Une seconde mesure revient sur l’un des principaux acquis du rapport Bassiouni tout en empiétant sur les pouvoirs du ministère de l’intérieur : le Parlement a approuvé le 5 mars un amendement constitutionnel permettant aux tribunaux militaires de juger des civils. Le ministre de la justice l’a estimée nécessaire pour faire face à une «guerre irrégulière». Là encore, le rapport Bassiouni avait salué le transfert des dossiers des tribunaux militaires de sûreté nationale vers des juridictions civiles et la possibilité d’appeler de leurs jugements devant la Cour de cassation, doutant que la façon dont le Code pénal y avait été appliqué soit conforme au droit international humanitaire.
Ainsi pour réaffirmer son contrôle de la situation et donner plus de pouvoir à son appareil sécuritaire, le régime de Manama est-il revenu sur les acquis principaux et les réformes qu’il avait engagés avec force publicité au lendemain de la crise de 2011, agitant le danger du terrorisme, dont il a lui-même alimenté le terreau en étouffant les voix de l’opposition disposées au dialogue.
En finir avec toute opposition
Parachevant la logique binaire de radicalisation, le ministre de la justice et des affaires islamiques dont dépendent les «associations politiques» (désignées comme telles en l’absence de partis officiellement reconnus) a annoncé le 6 mars son intention de dissoudre la dernière association d’opposition qui restait encore, l’Action démocratique nationale, communément appelé Waad , pour, entre autres, son «soutien au terrorisme» ou «la glorification d’individus condamnés pour terrorisme».
Héritier du Front populaire de libération du Bahreïn, le Waad, courant laïc de gauche, ne représente pourtant pas une force de mobilisation dangereuse pour le régime comme pouvait l’être celle du puissant Wefaq, dissous en juin 2016. […] le procès contre son leader spirituel dénaturalisé le cheikh Issa Qassim mobilise des foules à tel point que son village, Diraz, est bouclé et Internet coupé.
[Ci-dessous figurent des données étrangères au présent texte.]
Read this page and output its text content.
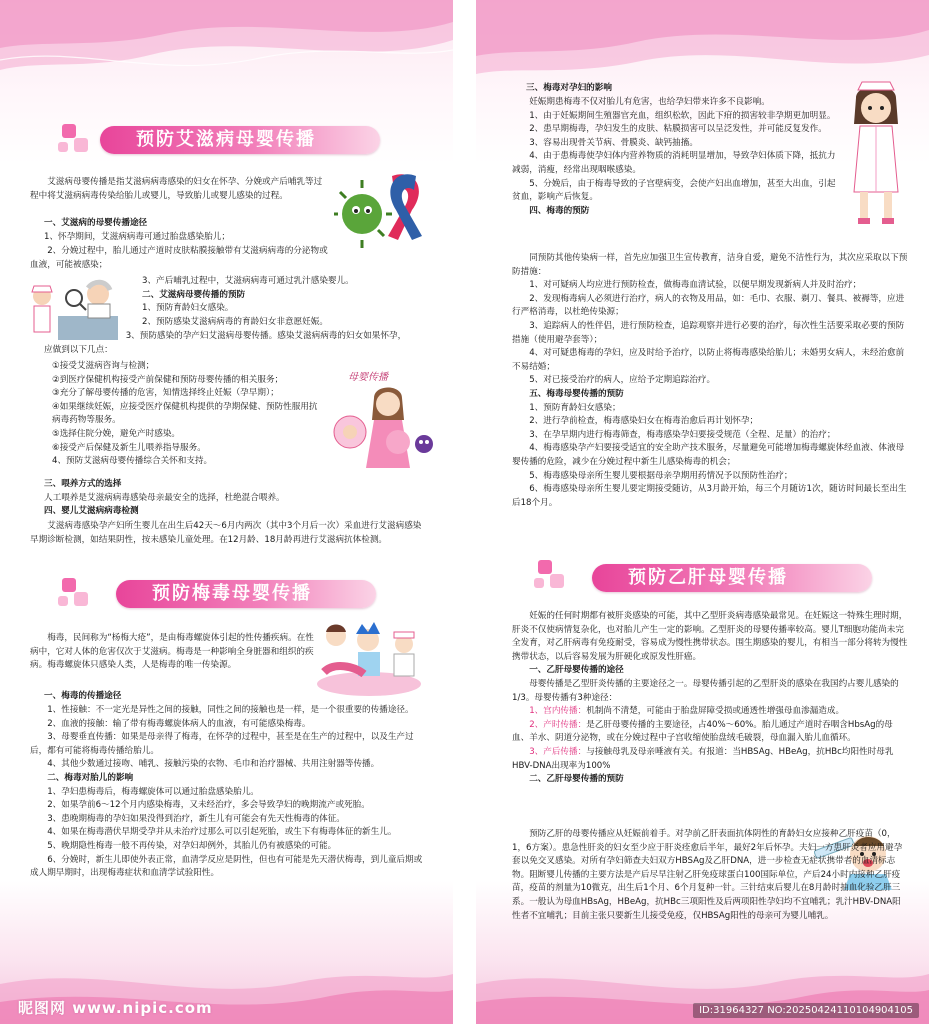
预防艾滋病母婴传播

艾滋病母婴传播是指艾滋病病毒感染的妇女在怀孕、分娩或产后哺乳等过程中将艾滋病病毒传染给胎儿或婴儿，导致胎儿或婴儿感染的过程。

一、艾滋病的母婴传播途径

1、怀孕期间，艾滋病病毒可通过胎盘感染胎儿；

2、分娩过程中，胎儿通过产道时皮肤粘膜接触带有艾滋病病毒的分泌物或血液，可能被感染；

3、产后哺乳过程中，艾滋病病毒可通过乳汁感染婴儿。

二、艾滋病母婴传播的预防

1、预防育龄妇女感染。

2、预防感染艾滋病病毒的育龄妇女非意愿妊娠。

3、预防感染的孕产妇艾滋病母婴传播。感染艾滋病病毒的妇女如果怀孕，应做到以下几点：

①接受艾滋病咨询与检测；

②到医疗保健机构接受产前保健和预防母婴传播的相关服务；

③充分了解母婴传播的危害，知情选择终止妊娠（孕早期）；

④如果继续妊娠，应接受医疗保健机构提供的孕期保健、预防性服用抗病毒药物等服务。

⑤选择住院分娩，避免产时感染。

⑥接受产后保健及新生儿喂养指导服务。

4、预防艾滋病母婴传播综合关怀和支持。

母婴传播

三、喂养方式的选择

人工喂养是艾滋病病毒感染母亲最安全的选择，杜绝混合喂养。

四、婴儿艾滋病病毒检测

艾滋病毒感染孕产妇所生婴儿在出生后42天～6月内两次（其中3个月后一次）采血进行艾滋病感染早期诊断检测，如结果阴性，按未感染儿童处理。在12月龄、18月龄再进行艾滋病抗体检测。

预防梅毒母婴传播

梅毒，民间称为“杨梅大疮”，是由梅毒螺旋体引起的性传播疾病。在性病中，它对人体的危害仅次于艾滋病。梅毒是一种影响全身脏器和组织的疾病。梅毒螺旋体只感染人类，人是梅毒的唯一传染源。

一、梅毒的传播途径

1、性接触：不一定光是异性之间的接触，同性之间的接触也是一样，是一个很重要的传播途径。

2、血液的接触：输了带有梅毒螺旋体病人的血液，有可能感染梅毒。

3、母婴垂直传播：如果是母亲得了梅毒，在怀孕的过程中，甚至是在生产的过程中，以及生产过后，都有可能将梅毒传播给胎儿。

4、其他少数通过接吻、哺乳、接触污染的衣物、毛巾和治疗器械、共用注射器等传播。

二、梅毒对胎儿的影响

1、孕妇患梅毒后，梅毒螺旋体可以通过胎盘感染胎儿。

2、如果孕前6～12个月内感染梅毒，又未经治疗，多会导致孕妇的晚期流产或死胎。

3、患晚期梅毒的孕妇如果没得到治疗，新生儿有可能会有先天性梅毒的体征。

4、如果在梅毒潜伏早期受孕并从未治疗过那么可以引起死胎，或生下有梅毒体征的新生儿。

5、晚期隐性梅毒一般不再传染，对孕妇却例外，其胎儿仍有被感染的可能。

6、分娩时，新生儿即使外表正常，血清学反应是阴性，但也有可能是先天潜伏梅毒，到儿童后期或成人期早期时，出现梅毒症状和血清学试验阳性。

昵图网 www.nipic.com

三、梅毒对孕妇的影响

妊娠期患梅毒不仅对胎儿有危害，也给孕妇带来许多不良影响。

1、由于妊娠期间生殖器官充血，组织松软，因此下疳的损害较非孕期更加明显。

2、患早期梅毒，孕妇发生的皮肤、粘膜损害可以呈泛发性，并可能反复发作。

3、容易出现骨关节病、骨膜炎、缺钙抽搐。

4、由于患梅毒使孕妇体内营养物质的消耗明显增加，导致孕妇体质下降，抵抗力减弱，消瘦，经常出现咽喉感染。

5、分娩后，由于梅毒导致的子宫壁病变，会使产妇出血增加，甚至大出血，引起贫血，影响产后恢复。

四、梅毒的预防

同预防其他传染病一样，首先应加强卫生宣传教育，洁身自爱，避免不洁性行为，其次应采取以下预防措施：

1、对可疑病人均应进行预防检查，做梅毒血清试验，以便早期发现新病人并及时治疗；

2、发现梅毒病人必须进行治疗，病人的衣物及用品，如：毛巾、衣服、剃刀、餐具、被褥等，应进行严格消毒，以杜绝传染源；

3、追踪病人的性伴侣，进行预防检查，追踪观察并进行必要的治疗，每次性生活要采取必要的预防措施（使用避孕套等）；

4、对可疑患梅毒的孕妇，应及时给予治疗，以防止将梅毒感染给胎儿；未婚男女病人，未经治愈前不易结婚；

5、对已接受治疗的病人，应给予定期追踪治疗。

五、梅毒母婴传播的预防

1、预防育龄妇女感染；

2、进行孕前检查，梅毒感染妇女在梅毒治愈后再计划怀孕；

3、在孕早期内进行梅毒筛查，梅毒感染孕妇要接受规范（全程、足量）的治疗；

4、梅毒感染孕产妇要接受适宜的安全助产技术服务，尽量避免可能增加梅毒螺旋体经血液、体液母婴传播的危险，减少在分娩过程中新生儿感染梅毒的机会；

5、梅毒感染母亲所生婴儿要根据母亲孕期用药情况予以预防性治疗；

6、梅毒感染母亲所生婴儿要定期接受随访，从3月龄开始，每三个月随访1次，随访时间最长至出生后18个月。

预防乙肝母婴传播

妊娠的任何时期都有被肝炎感染的可能，其中乙型肝炎病毒感染最常见。在妊娠这一特殊生理时期，肝炎不仅使病情复杂化，也对胎儿产生一定的影响。乙型肝炎的母婴传播率较高。婴儿T细胞功能尚未完全发育，对乙肝病毒有免疫耐受，容易成为慢性携带状态。围生期感染的婴儿，有相当一部分将转为慢性携带状态，以后容易发展为肝硬化或原发性肝癌。

一、乙肝母婴传播的途径

母婴传播是乙型肝炎传播的主要途径之一。母婴传播引起的乙型肝炎的感染在我国约占婴儿感染的1/3。母婴传播有3种途径：

1、宫内传播：机制尚不清楚，可能由于胎盘屏障受损或通透性增强母血渗漏造成。

2、产时传播：是乙肝母婴传播的主要途径，占40%～60%。胎儿通过产道时吞咽含HbsAg的母血、羊水、阴道分泌物，或在分娩过程中子宫收缩使胎盘绒毛破裂，母血漏入胎儿血循环。

3、产后传播：与接触母乳及母亲唾液有关。有报道：当HBSAg、HBeAg，抗HBc均阳性时母乳HBV-DNA出现率为100%

二、乙肝母婴传播的预防

预防乙肝的母婴传播应从妊娠前着手。对孕前乙肝表面抗体阴性的育龄妇女应接种乙肝疫苗（0，1，6方案）。患急性肝炎的妇女至少应于肝炎痊愈后半年，最好2年后怀孕。夫妇一方患肝炎者应用避孕套以免交叉感染。对所有孕妇筛查夫妇双方HBSAg及乙肝DNA，进一步检查无症状携带者的血清标志物。阻断婴儿传播的主要方法是产后尽早注射乙肝免疫球蛋白100国际单位，产后24小时内接种乙肝疫苗，疫苗的剂量为10微克，出生后1个月、6个月复种一针。三针结束后婴儿在8月龄时抽血化验乙肝三系。一般认为母血HBsAg，HBeAg，抗HBc三项阳性及后两项阳性孕妇均不宜哺乳；乳汁HBV-DNA阳性者不宜哺乳；目前主张只要新生儿接受免疫，仅HBSAg阳性的母亲可为婴儿哺乳。

ID:31964327 NO:20250424110104904105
Son allié, le Waad, dont les militants sont issus principalement des classes moyennes urbaines et des rangs des intellectuels, n’avait jamais eu de député à la chambre basse. […]
En éliminant les courants politiques constitués ayant opté pour la négociation, le régime bahreïni entend pouvoir se livrer, sous couvert de lutte antiterroriste, à la seule opposition qui reste, celle des groupuscules armés. Pourtant, sa répression contre toute forme d’opposition — y compris pacifique — sape la légitimité dont il se prévaut pour agir contre la violence.